Le 2 février marque le début officiel de la campagne électorale pour les élections municipales, avec le premier tour prévu le 15 mars. À 41 jours de cette échéance cruciale, des règles strictes entrent en vigueur pour garantir l’équité du processus démocratique. L'Autorité de régulation de la communication audiovisuelle et numérique (Arcom) a récemment présenté ses directives.
L'Arcom s'engage à être vigilant sur le pluralisme politique. Catherine Jentile de Canecaude, membre du collège de l'Arcom, a souligné l'importance croissante de ces règles. « On voit dans notre monde en pleine ébullition à quel point ces règles, parfois considérées comme archaïques, sont de plus en plus nécessaires », a-t-elle déclaré.
Martin Ajdari, président de l'Arcom, a également mis l'accent sur le cadre régulateur. Celui-ci vise à protéger les médias audiovisuels des désordres informationnels et de la polarisation, tout en respectant leur liberté éditoriale.
Les règles établies permettent de veiller à l'équité des temps de parole des candidats et de leurs soutiens. Les médias doivent garantir un accès équitable à l'antenne pour tous les partis. L'Arcom précise que les chaînes doivent fournir des relevés des temps de parole toutes les deux semaines, à partir du 16 février.
En cas de déséquilibre, l'Arcom interviendra, et des mesures plus strictes pourraient être prises. Les compteurs seront remis à zéro après le premier tour, le 15 mars, afin de garantir la transparence.
Le principe d'équité ne signifie pas une égalité stricte, mais une proportionnalité basée sur des indicateurs. L'Arcom tiendra compte de la représentativité des listes de candidats, en fonction des résultats précédents. Cela s'applique à la fois au niveau local et national.
Cette approche garantit que l'exposition médiatique des candidats est proportionnée à leur poids réel dans l'électorat. Ainsi, l'équité est respectée tout en tenant compte des réalités politiques.
Une règle importante est l'instauration d'une période de réserve dès le samedi à minuit, veille de chaque scrutin. Pendant cette période, aucune diffusion de sondages ou de résultats n'est autorisée. Des images peuvent être montrées, mais aucun son ou interview ne peut être diffusé.

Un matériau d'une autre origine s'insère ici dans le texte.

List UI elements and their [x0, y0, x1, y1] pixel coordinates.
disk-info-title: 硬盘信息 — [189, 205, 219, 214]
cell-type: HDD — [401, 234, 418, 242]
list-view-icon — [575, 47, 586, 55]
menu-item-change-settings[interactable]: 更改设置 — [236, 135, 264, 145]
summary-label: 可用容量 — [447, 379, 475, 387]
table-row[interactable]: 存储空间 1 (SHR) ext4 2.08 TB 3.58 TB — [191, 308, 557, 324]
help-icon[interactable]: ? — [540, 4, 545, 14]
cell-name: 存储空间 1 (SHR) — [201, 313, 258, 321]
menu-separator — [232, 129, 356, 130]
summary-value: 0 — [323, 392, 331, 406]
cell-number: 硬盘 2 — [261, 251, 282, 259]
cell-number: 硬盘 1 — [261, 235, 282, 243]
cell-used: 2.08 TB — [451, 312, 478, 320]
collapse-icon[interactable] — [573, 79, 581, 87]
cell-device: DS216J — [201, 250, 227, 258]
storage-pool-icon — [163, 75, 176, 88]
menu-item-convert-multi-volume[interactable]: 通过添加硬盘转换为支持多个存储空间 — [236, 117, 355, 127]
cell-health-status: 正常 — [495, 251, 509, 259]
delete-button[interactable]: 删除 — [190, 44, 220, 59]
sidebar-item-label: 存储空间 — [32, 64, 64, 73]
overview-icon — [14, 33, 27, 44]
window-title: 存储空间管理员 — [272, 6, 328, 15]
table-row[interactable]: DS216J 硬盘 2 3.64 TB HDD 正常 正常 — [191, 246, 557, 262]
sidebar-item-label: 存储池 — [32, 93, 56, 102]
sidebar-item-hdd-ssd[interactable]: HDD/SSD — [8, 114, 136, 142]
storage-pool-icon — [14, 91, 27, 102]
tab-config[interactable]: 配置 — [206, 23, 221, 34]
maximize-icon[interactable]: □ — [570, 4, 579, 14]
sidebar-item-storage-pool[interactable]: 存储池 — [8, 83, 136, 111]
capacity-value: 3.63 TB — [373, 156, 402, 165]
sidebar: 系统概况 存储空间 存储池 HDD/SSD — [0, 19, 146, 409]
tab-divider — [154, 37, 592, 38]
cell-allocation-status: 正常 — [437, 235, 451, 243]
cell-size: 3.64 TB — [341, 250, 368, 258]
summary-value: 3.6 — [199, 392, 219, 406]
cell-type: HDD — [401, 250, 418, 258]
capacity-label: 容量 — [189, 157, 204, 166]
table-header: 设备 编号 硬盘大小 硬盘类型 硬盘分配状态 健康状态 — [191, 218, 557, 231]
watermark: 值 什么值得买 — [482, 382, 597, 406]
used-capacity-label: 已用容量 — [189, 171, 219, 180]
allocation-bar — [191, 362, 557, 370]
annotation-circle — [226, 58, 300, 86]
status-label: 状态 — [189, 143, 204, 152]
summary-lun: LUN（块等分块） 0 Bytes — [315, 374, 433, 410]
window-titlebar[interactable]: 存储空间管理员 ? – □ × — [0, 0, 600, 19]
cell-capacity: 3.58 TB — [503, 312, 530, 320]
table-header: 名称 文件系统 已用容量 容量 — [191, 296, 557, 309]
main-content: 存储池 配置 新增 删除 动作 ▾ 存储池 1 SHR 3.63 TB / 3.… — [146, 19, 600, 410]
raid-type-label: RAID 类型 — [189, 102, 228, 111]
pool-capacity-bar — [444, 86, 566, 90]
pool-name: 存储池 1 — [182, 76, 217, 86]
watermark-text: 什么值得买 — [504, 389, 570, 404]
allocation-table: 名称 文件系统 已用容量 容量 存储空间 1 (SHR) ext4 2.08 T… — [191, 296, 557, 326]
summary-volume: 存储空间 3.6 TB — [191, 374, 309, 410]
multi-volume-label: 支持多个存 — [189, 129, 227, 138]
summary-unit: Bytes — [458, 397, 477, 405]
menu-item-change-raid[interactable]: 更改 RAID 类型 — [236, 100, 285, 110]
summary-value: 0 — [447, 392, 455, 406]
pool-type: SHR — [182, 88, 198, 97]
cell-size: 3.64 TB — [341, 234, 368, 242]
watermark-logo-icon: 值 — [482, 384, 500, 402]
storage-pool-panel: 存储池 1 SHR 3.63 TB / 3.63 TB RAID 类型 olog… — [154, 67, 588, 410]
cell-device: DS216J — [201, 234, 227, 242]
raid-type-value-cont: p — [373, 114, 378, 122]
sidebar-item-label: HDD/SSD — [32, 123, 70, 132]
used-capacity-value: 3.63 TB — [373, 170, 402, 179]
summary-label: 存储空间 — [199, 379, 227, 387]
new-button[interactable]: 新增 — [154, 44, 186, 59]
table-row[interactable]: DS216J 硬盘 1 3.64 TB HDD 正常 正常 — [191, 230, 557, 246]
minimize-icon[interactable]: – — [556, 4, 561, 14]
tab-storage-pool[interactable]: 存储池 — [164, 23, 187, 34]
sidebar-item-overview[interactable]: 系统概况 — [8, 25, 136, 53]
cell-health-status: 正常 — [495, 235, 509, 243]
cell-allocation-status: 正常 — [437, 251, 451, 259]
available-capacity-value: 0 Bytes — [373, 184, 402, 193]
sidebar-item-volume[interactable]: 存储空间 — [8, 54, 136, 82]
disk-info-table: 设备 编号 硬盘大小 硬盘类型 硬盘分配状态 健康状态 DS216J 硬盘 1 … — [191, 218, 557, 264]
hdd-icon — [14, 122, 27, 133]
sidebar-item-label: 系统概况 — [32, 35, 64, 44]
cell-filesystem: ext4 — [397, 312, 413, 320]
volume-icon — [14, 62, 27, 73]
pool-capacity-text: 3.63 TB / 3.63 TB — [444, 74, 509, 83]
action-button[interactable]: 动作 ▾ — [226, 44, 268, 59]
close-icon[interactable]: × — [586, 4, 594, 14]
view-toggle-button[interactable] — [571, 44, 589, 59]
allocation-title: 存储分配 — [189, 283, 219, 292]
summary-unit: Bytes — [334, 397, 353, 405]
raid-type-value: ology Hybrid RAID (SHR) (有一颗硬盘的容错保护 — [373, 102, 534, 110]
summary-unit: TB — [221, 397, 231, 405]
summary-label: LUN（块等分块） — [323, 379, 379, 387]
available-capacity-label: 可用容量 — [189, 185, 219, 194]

Les premières estimations des résultats ne seront disponibles qu'à partir de 20 heures, heure de métropole, chaque dimanche de vote. Les réseaux sociaux, bien qu'ils ne soient pas soumis aux mêmes règles, doivent respecter un silence électoral 48 heures avant le scrutin.
L'Arcom, en tant que gendarme de l'audiovisuel français, possède des outils pour intervenir en cas de non-respect des règles. Cela va des simples demandes de correction aux sanctions. Martin Ajdari a affirmé que l'objectif est d'intervenir avant le scrutin pour protéger la liberté de communication, qui est primordiale en période électorale.